Playing by Rules: Lagrange Multipliers

[!NOTE] This module explores the core principles of Playing by Rules: Lagrange Multipliers, deriving solutions from first principles and hardware constraints to build world-class, production-ready expertise.

1. Introduction: The Fence

In unconstrained optimization, we just want to find the lowest point x where \nabla f(x) = 0. But what if we are not allowed to go everywhere? What if we must stay on a path, or inside a specific region?

  • Example: Minimize cost (f), but protein intake must be \ge 50g (g).
  • Example: Maximize Entropy (f), but probabilities must sum to 1 (g).
  • Example: Train a Neural Network, but weights must be sparse (L1 regularization).

This is Constrained Optimization.


2. The Intuition: Tangency

Imagine you are hiking up a hill f(x,y). You want to reach the highest point possible, but you are forced to walk along a specific trail defined by g(x,y)=0.

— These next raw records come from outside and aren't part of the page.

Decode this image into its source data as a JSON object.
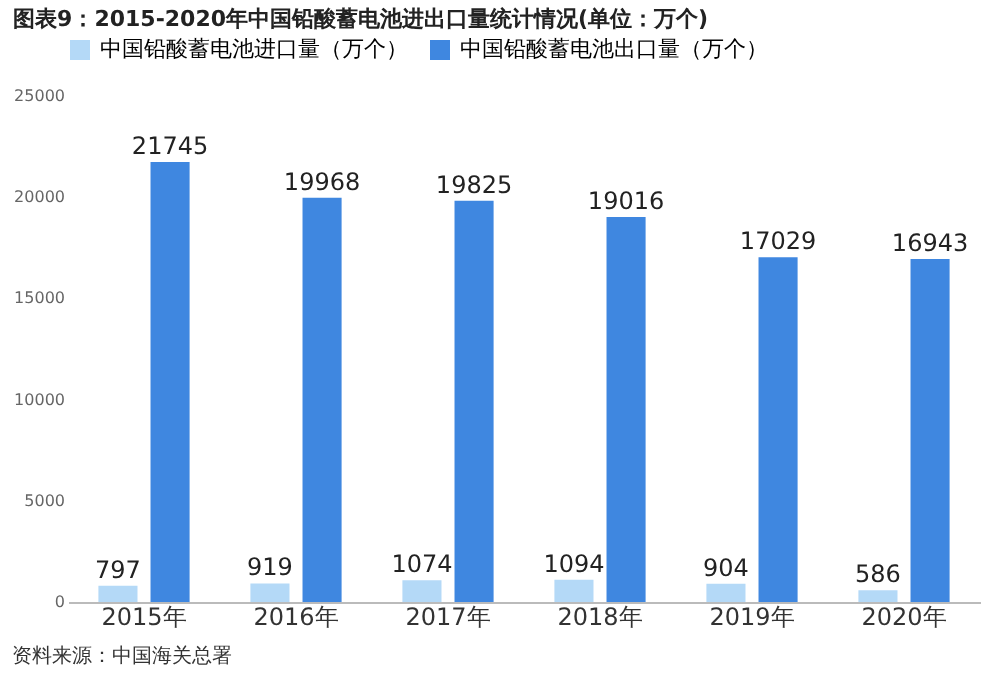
{
  "chart_data": {
    "type": "bar",
    "title": "图表9：2015-2020年中国铅酸蓄电池进出口量统计情况(单位：万个)",
    "categories": [
      "2015年",
      "2016年",
      "2017年",
      "2018年",
      "2019年",
      "2020年"
    ],
    "series": [
      {
        "name": "中国铅酸蓄电池进口量（万个）",
        "color": "#b4d9f7",
        "values": [
          797,
          919,
          1074,
          1094,
          904,
          586
        ]
      },
      {
        "name": "中国铅酸蓄电池出口量（万个）",
        "color": "#3f87e0",
        "values": [
          21745,
          19968,
          19825,
          19016,
          17029,
          16943
        ]
      }
    ],
    "ylim": [
      0,
      25000
    ],
    "yticks": [
      0,
      5000,
      10000,
      15000,
      20000,
      25000
    ],
    "data_labels": true,
    "legend": "top",
    "grid": false,
    "annotations": [
      "资料来源：中国海关总署"
    ]
  }
}
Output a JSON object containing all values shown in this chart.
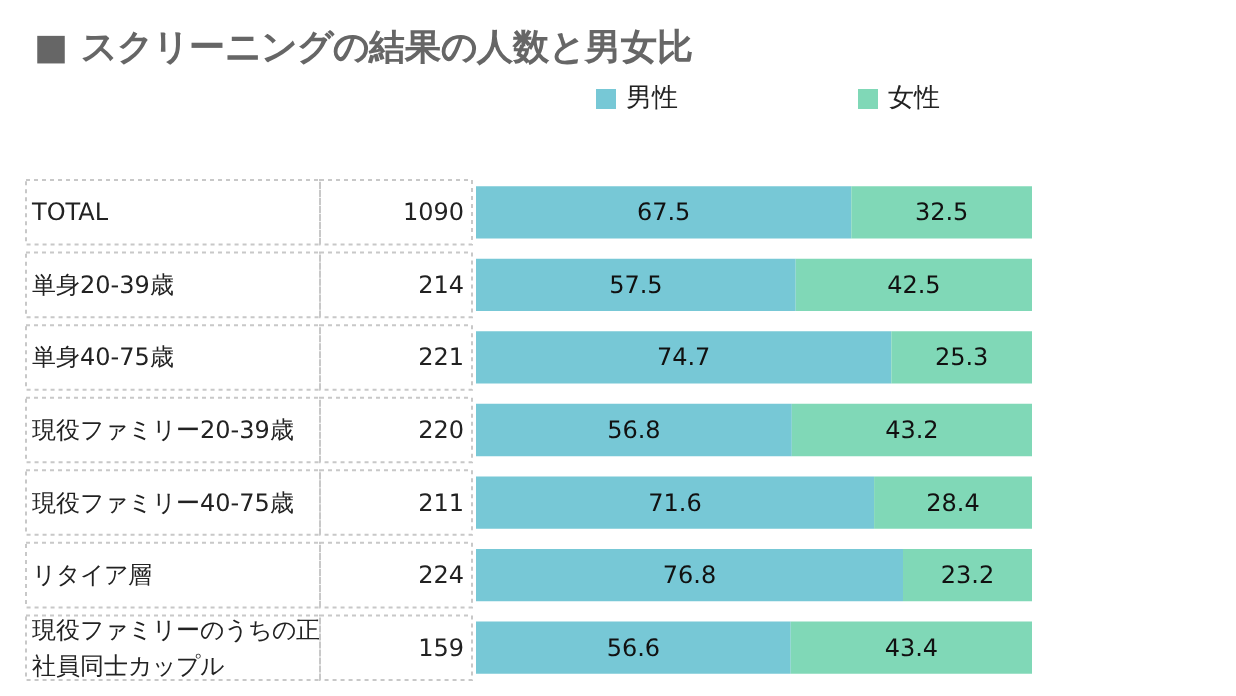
{
  "chart_data": {
    "type": "bar",
    "orientation": "horizontal",
    "stacked": true,
    "title": "■ スクリーニングの結果の人数と男女比",
    "categories": [
      "TOTAL",
      "単身20-39歳",
      "単身40-75歳",
      "現役ファミリー20-39歳",
      "現役ファミリー40-75歳",
      "リタイア層",
      "現役ファミリーのうちの正社員同士カップル"
    ],
    "y2_categories": [
      "1090",
      "214",
      "221",
      "220",
      "211",
      "224",
      "159"
    ],
    "series": [
      {
        "name": "男性",
        "color": "#77c8d6",
        "values": [
          67.5,
          57.5,
          74.7,
          56.8,
          71.6,
          76.8,
          56.6
        ]
      },
      {
        "name": "女性",
        "color": "#80d8b7",
        "values": [
          32.5,
          42.5,
          25.3,
          43.2,
          28.4,
          23.2,
          43.4
        ]
      }
    ],
    "xlim": [
      0,
      100
    ],
    "data_labels": true,
    "legend": "top"
  }
}
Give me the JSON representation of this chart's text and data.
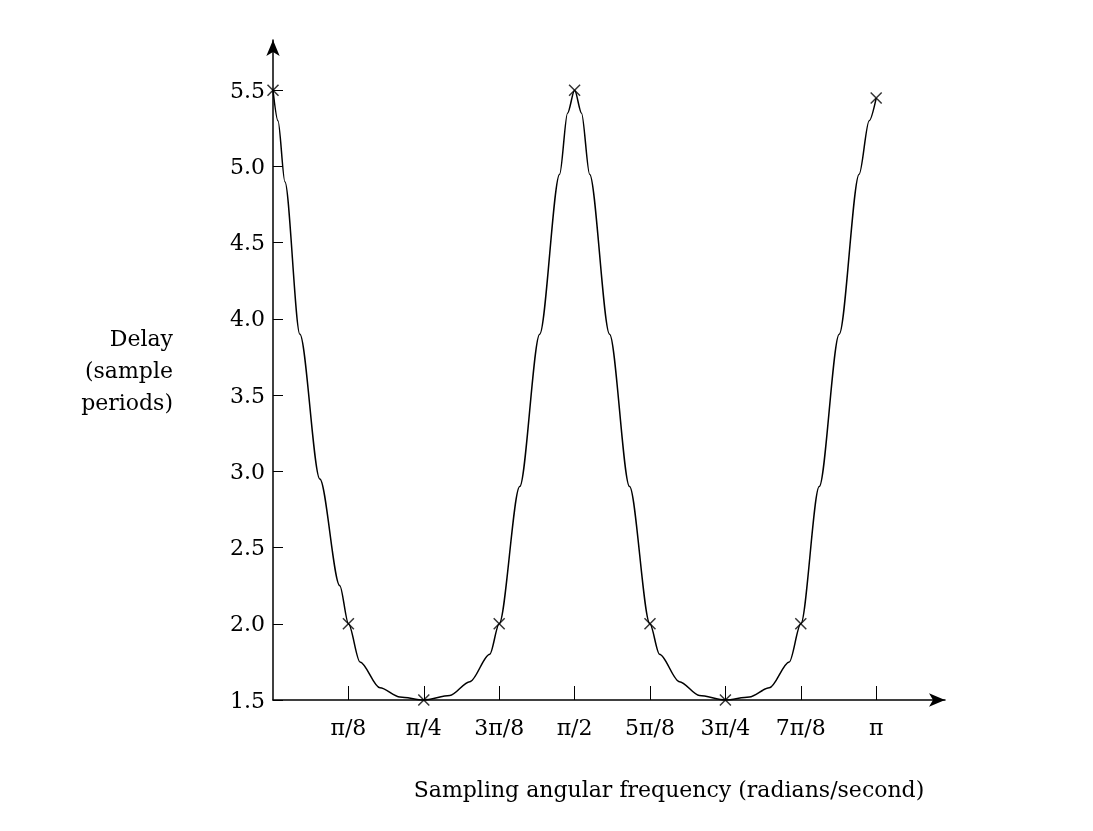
{
  "chart_data": {
    "type": "line",
    "xlabel": "Sampling angular frequency (radians/second)",
    "ylabel": "Delay\n(sample\nperiods)",
    "xlim": [
      0,
      3.5
    ],
    "ylim": [
      1.5,
      5.83
    ],
    "xticks": [
      {
        "value": 0.3927,
        "label": "π/8"
      },
      {
        "value": 0.7854,
        "label": "π/4"
      },
      {
        "value": 1.1781,
        "label": "3π/8"
      },
      {
        "value": 1.5708,
        "label": "π/2"
      },
      {
        "value": 1.9635,
        "label": "5π/8"
      },
      {
        "value": 2.3562,
        "label": "3π/4"
      },
      {
        "value": 2.7489,
        "label": "7π/8"
      },
      {
        "value": 3.1416,
        "label": "π"
      }
    ],
    "yticks": [
      1.5,
      {
        "value": 2,
        "label": "2.0"
      },
      2.5,
      {
        "value": 3,
        "label": "3.0"
      },
      3.5,
      {
        "value": 4,
        "label": "4.0"
      },
      4.5,
      {
        "value": 5,
        "label": "5.0"
      },
      5.5
    ],
    "grid": false,
    "series": [
      {
        "marker": "none",
        "color": "#000000",
        "x": [
          0,
          0.026,
          0.062,
          0.14,
          0.244,
          0.348,
          0.393,
          0.453,
          0.557,
          0.661,
          0.785,
          0.921,
          1.025,
          1.129,
          1.178,
          1.285,
          1.389,
          1.493,
          1.534,
          1.571,
          1.607,
          1.649,
          1.753,
          1.857,
          1.963,
          2.013,
          2.117,
          2.221,
          2.356,
          2.481,
          2.585,
          2.689,
          2.749,
          2.845,
          2.949,
          3.053,
          3.105,
          3.142
        ],
        "values": [
          5.5,
          5.3,
          4.9,
          3.9,
          2.95,
          2.25,
          2.0,
          1.75,
          1.58,
          1.52,
          1.5,
          1.53,
          1.62,
          1.8,
          2.0,
          2.9,
          3.9,
          4.95,
          5.35,
          5.5,
          5.35,
          4.95,
          3.9,
          2.9,
          2.0,
          1.8,
          1.62,
          1.53,
          1.5,
          1.52,
          1.58,
          1.75,
          2.0,
          2.9,
          3.9,
          4.95,
          5.3,
          5.45
        ]
      },
      {
        "type": "scatter",
        "marker": "cross",
        "color": "#000000",
        "x": [
          0,
          0.3927,
          0.7854,
          1.1781,
          1.5708,
          1.9635,
          2.3562,
          2.7489,
          3.1416
        ],
        "values": [
          5.5,
          2.0,
          1.5,
          2.0,
          5.5,
          2.0,
          1.5,
          2.0,
          5.45
        ]
      }
    ]
  }
}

  1. You walk along the trail.
  2. As long as the trail cuts across the contour lines of the hill, you can keep moving higher.
    • If you cross a contour line, it means you are moving from a lower elevation to a higher elevation.
  3. You stop when the trail runs parallel to the contour lines.
    • If you move forward or backward along the trail now, you don’t go up or down. You are at a local maximum on the path.

At this optimal point, the gradient of the hill \nabla f and the gradient of the trail \nabla g point in the same (or opposite) direction! They are parallel.


3. The Lagrange Multiplier (\lambda)

Since the gradients are parallel, one must be a scalar multiple of the other:

∇f = λ ∇g

Here, \lambda is the Lagrange Multiplier.

  • It represents the “shadow price” of the constraint.
  • If \lambda is large, the constraint is pulling you hard away from the true unconstrained maximum.
  • If \lambda = 0, the constraint is irrelevant (the peak is already on the path).

The Lagrangian Function

We package this into a single function to minimize:

L(x, y, λ) = f(x, y) - λ(g(x, y) - c)

Finding where \nabla L = 0 gives us the optimal point satisfying the constraint.


4. KKT Conditions & Inequality Constraints

For inequality constraints (g(x) \le 0), things get slightly more complex. We use the Karush-Kuhn-Tucker (KKT) conditions.

Basically, if the unconstrained minimum is inside the allowed region, the constraint doesn’t matter (\lambda = 0). If it’s outside, the solution lies on the boundary (\lambda > 0).

Projected Gradient Descent

In Deep Learning (e.g., Adversarial Attacks), we often enforce constraints by:

  1. Taking a gradient step.
  2. Projecting the result back into the valid set (e.g., clipping values to [0, 1]).

5. Python: Constrained Optimization with Scipy

We don’t usually write Lagrangian solvers by hand. We use scipy.optimize.

import numpy as np
from scipy.optimize import minimize

def optimization_example():
    # Objective: Minimize x^2 + y^2 (Parabola)
    fun = lambda x: x[0]**2 + x[1]**2

    # Constraint: x + y = 1
    # Rewrite as: x + y - 1 = 0
    cons = ({'type': 'eq', 'fun': lambda x: x[0] + x[1] - 1})

    # Initial guess
    x0 = [2.0, 2.0]

    res = minimize(fun, x0, constraints=cons)

    print(f"Optimal Solution: {res.x}")
    # Expected: [0.5, 0.5] (Closest point to origin on line x+y=1)

if __name__ == "__main__":
    optimization_example()

6. Interactive Visualizer: The Constrained Climber

Find the optimal point on the Blue Constraint Circle.

  • Contour Lines: Represent the hill height (Objective Function f(x,y) = x+y). Brighter is higher.
  • Red Arrow: Gradient of Objective (\nabla f). Always points uphill (North-East).
  • Green Arrow: Gradient of Constraint (\nabla g). Always points perpendicular to the circle surface.
  • Goal: Drag the yellow climber until the Red and Green arrows align perfectly.
Optimal Alignment! (∇f || ∇g)
Click or Drag along the Blue Circle to move the climber.

7. Summary

  • Constraint: A rule that restricts the valid search space.
  • Tangency Condition: The optimal point occurs where the constraint boundary runs parallel to the objective’s contour lines.
  • Lagrange Multipliers: \nabla f = \lambda \nabla g. This equation mathematically captures the tangency condition.
  • Shadow Price: \lambda tells us how much the objective f would improve if we relaxed the constraint g by a tiny bit.